Horseradish Cheese Grits with Confetti of Roasted Poblano Peppers and Red Onions
The recipe Horseradish Cheese Grits with Confetti of Roasted Poblano Peppers and Red Onions is ready in about 45 minutes and is definitely a spectacular gluten free, primal, and vegetarian option for lovers of Southern food. One serving contains 187 calories, 9g of protein, and 12g of fat. This recipe serves 6. This recipe covers 11% of your daily requirements of vitamins and minerals. Only a few people really liked this morn meal. If you have milk, salt and pepper, salt, and a few other ingredients on hand, you can make it.
Instructions
Bring milk, salt, and pepper to a boil in a medium saucepan.
Pour in grits and whisk vigorously to blend. Reduce heat to medium-low and continue cooking, stirring every 1 to 2 minutes until thickened, about 40 to 45 minutes, adding more liquid (water or milk) as needed.
Meanwhile, heat the broiler (or flame grill) to high.
Place the peppers directly under the hot broiler (or on the hot flames) and cook, turning occasionally, until blistered and blackened on all surfaces, about 3 to 5 minutes for each exposed surface; set aside to cool. Once cooled, run the peppers under a stream of cool water and pull off the blackened skin, seeds, and stem and discard. Stack the roasted pepper flesh and cut into thin, 1/4-inch-wide, 2-inch-long strips; set aside.

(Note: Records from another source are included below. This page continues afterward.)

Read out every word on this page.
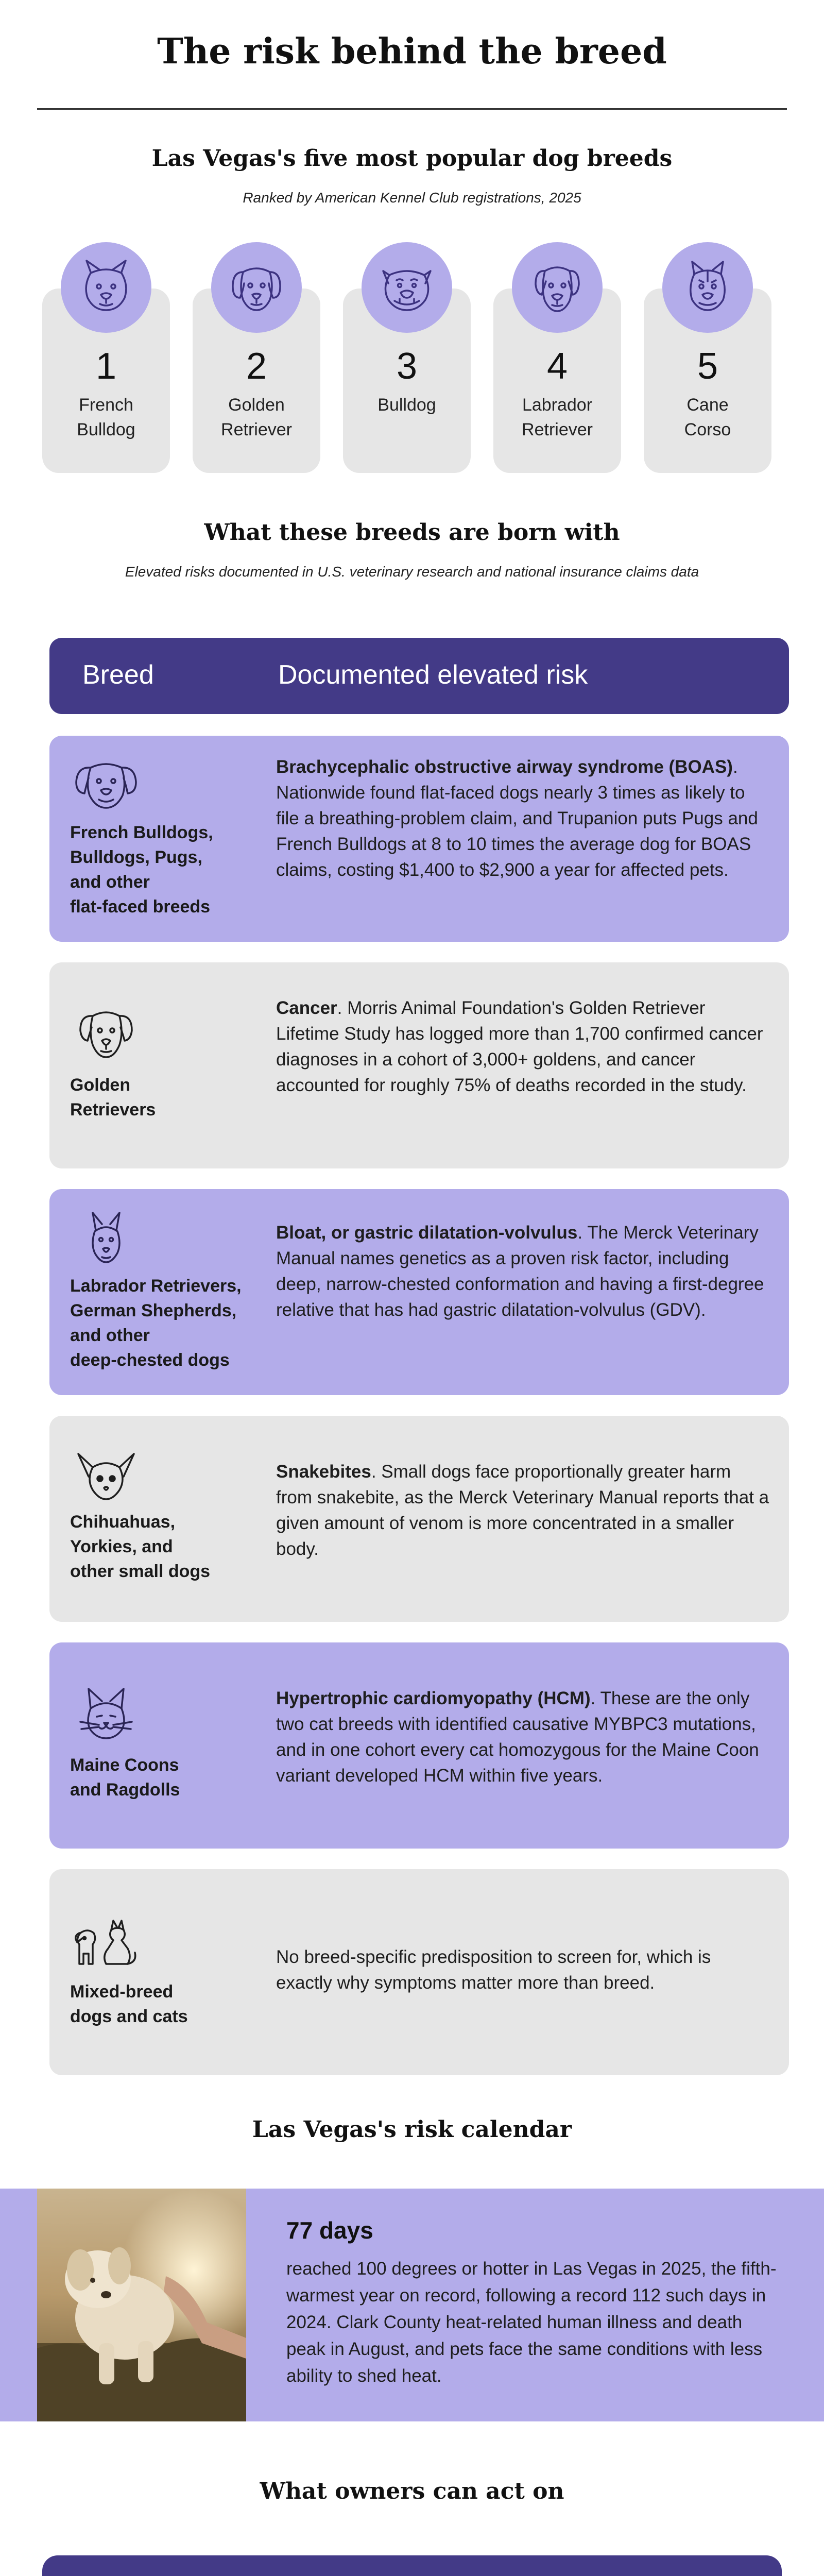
The risk behind the breed
Las Vegas's five most popular dog breeds
Ranked by American Kennel Club registrations, 2025
1
French
Bulldog
2
Golden
Retriever
3
Bulldog

4
Labrador
Retriever
5
Cane
Corso
What these breeds are born with
Elevated risks documented in U.S. veterinary research and national insurance claims data
Breed	Documented elevated risk
French Bulldogs,
Bulldogs, Pugs,
and other
flat-faced breeds
Brachycephalic obstructive airway syndrome (BOAS). Nationwide found flat-faced dogs nearly 3 times as likely to file a breathing-problem claim, and Trupanion puts Pugs and French Bulldogs at 8 to 10 times the average dog for BOAS claims, costing $1,400 to $2,900 a year for affected pets.
Golden
Retrievers
Cancer. Morris Animal Foundation's Golden Retriever Lifetime Study has logged more than 1,700 confirmed cancer diagnoses in a cohort of 3,000+ goldens, and cancer accounted for roughly 75% of deaths recorded in the study.
Labrador Retrievers,
German Shepherds,
and other
deep-chested dogs
Bloat, or gastric dilatation-volvulus. The Merck Veterinary Manual names genetics as a proven risk factor, including deep, narrow-chested conformation and having a first-degree relative that has had gastric dilatation-volvulus (GDV).
Chihuahuas,
Yorkies, and
other small dogs
Snakebites. Small dogs face proportionally greater harm from snakebite, as the Merck Veterinary Manual reports that a given amount of venom is more concentrated in a smaller body.
Maine Coons
and Ragdolls
Hypertrophic cardiomyopathy (HCM). These are the only two cat breeds with identified causative MYBPC3 mutations, and in one cohort every cat homozygous for the Maine Coon variant developed HCM within five years.
Mixed-breed
dogs and cats
No breed-specific predisposition to screen for, which is exactly why symptoms matter more than breed.
Las Vegas's risk calendar
77 days
reached 100 degrees or hotter in Las Vegas in 2025, the fifth-warmest year on record, following a record 112 such days in 2024. Clark County heat-related human illness and death peak in August, and pets face the same conditions with less ability to shed heat.
What owners can act on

In a medium skillet, heat the oil over medium-low heat.
Add the onion, salt, and pepper, and cook, stirring occasionally, until softened and lightly browned, about 20 minutes.
To finish, stir the cheese into the cooked grits until melted. Gently fold in the horseradish, roasted pepper, and sautéed onions. Taste and adjust seasonings if necessary.
Serve immediately or keep warm for up to 3 hours over a gently simmering water bath.
From Southern Farmers Market Cookbook by Holly Herrick. Text © 2009 Holly Herrick; photographs © 2009 Rick McKee. Reprinted with permission of Gibbs Smith.
Recommended wine: Riesling, Sparkling Wine, Zinfandel
Riesling, Sparkling Wine, and Zinfandel are great choices for Southern. In general, there are a few rules that will help you pair wine with southern food. Food-friendly riesling or sparkling white wine will work with many fried foods, while zinfandel is great with barbecued fare. One wine you could try is Von Winning Winnings Riesling. It has 4 out of 5 stars and a bottle costs about 20 dollars.
![Von Winning Winnings Riesling]()
Von Winning Winnings Riesling
If you loved the 2014 — and if you didn't, we need to send out a search party for your heart — you’ll find this one happy, happy, happy. Stronger than '14, it's also both drier and richer. And that’s as it should be; the pittance of sweetness it contains will rise and fall with the structure of each year's wine, because that's what sensible vintners do. The others just set up a formula and the wine"“has—XY— grams of sugar and zat's zat." Not Winnings Riesling. This will always be teasingly dry and teasingly sweet so you’ll keep changing your mind ("Wait, it's a dry wine, no, it's a sweet wine, no wait, it's a dry wine again….") while the bottle empties faster than you could have imagined.